Dias depois estavam todos reunidos no bar quando Felizardo chegou dando a notícia de que Epaminondas falecera: Todos no local ficaram muito tristes, sobretudo Teobaldo que criticara tanto o amigo. No dia seguinte estavam todos reunidos no velório: “Que pena, uma excelente pessoa!”, “Vai fazer falta!”. Um dos que mais choramingavam era Teobaldo: “por que, por que”? Estranhamente Felizardo observava tudo do outro canto da sala sem pronunciar uma palavra ou demonstrar emoções. Teobaldo aproximou-se do caixão e continuo a lamúria: Porque você se foi meu amigo, por que, por quê? Tá bom Teobaldo voltei para irmos tomar uma Caracu, eu disse Caracu, não Bohemia, respondeu Epaminondas enquanto levantava-se do caixão tirando os chumaços de algodão do nariz. Teobaldo e os demais ficaram atônitos de medo até perceberem que foram vítimas de uma brincadeira, Felizardo e Epaminondas se escangalharam de tanto rir.

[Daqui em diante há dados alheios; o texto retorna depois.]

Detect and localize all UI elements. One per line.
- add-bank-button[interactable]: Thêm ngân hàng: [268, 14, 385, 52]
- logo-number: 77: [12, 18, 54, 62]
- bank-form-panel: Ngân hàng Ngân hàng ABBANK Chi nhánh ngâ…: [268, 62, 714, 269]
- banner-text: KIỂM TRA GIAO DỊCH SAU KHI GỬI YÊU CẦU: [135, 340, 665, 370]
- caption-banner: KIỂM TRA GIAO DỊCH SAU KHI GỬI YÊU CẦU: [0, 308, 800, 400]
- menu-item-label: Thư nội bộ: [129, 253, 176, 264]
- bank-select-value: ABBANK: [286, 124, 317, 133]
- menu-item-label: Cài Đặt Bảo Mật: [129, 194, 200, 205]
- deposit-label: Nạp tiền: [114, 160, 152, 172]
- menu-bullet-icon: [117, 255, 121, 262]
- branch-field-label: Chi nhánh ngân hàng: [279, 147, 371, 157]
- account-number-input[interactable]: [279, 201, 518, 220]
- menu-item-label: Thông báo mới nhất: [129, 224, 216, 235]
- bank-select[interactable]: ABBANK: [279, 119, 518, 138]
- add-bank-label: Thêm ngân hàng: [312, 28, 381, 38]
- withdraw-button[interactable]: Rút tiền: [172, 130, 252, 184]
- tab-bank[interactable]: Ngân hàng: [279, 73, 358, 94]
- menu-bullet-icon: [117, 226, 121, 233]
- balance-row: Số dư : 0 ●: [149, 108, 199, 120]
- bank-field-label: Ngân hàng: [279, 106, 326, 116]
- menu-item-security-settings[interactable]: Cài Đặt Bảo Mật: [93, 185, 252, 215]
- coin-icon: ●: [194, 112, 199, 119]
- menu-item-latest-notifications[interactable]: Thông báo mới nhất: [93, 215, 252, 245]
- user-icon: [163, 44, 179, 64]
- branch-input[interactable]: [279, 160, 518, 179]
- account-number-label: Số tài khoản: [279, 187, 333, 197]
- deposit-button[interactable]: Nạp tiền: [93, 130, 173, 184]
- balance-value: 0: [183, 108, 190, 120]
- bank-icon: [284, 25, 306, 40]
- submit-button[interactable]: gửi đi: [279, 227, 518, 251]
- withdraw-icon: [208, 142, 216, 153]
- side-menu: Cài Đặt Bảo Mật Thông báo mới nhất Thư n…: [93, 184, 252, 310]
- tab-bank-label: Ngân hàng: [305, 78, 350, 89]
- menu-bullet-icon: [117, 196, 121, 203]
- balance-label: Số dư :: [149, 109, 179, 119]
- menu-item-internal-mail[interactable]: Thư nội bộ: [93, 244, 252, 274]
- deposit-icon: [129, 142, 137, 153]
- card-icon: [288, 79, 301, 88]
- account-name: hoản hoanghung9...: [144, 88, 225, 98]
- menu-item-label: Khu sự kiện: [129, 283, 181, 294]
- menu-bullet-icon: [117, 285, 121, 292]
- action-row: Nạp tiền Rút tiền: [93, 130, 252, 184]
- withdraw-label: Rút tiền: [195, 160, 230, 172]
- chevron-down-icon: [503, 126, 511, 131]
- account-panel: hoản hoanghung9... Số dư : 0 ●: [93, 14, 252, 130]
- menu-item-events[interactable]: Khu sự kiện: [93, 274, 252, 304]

- Isso só pode ser coisa do Felizardo, esbravejou Teobaldo. Ainda recuperando o fôlego Feliz respondeu: Pra quem achava o Epaminondas uma “mala sem alça” até que tu ficou bem jururu, Né Teobaldo? Mas é isso, infelizmente a maioria das pessoas só identifica a felicidade através da tristeza, nem todos se sentem felizes por estarem com saúde, por exemplo, mas se essa lhes falta, passa ser o que mais eles querem ter.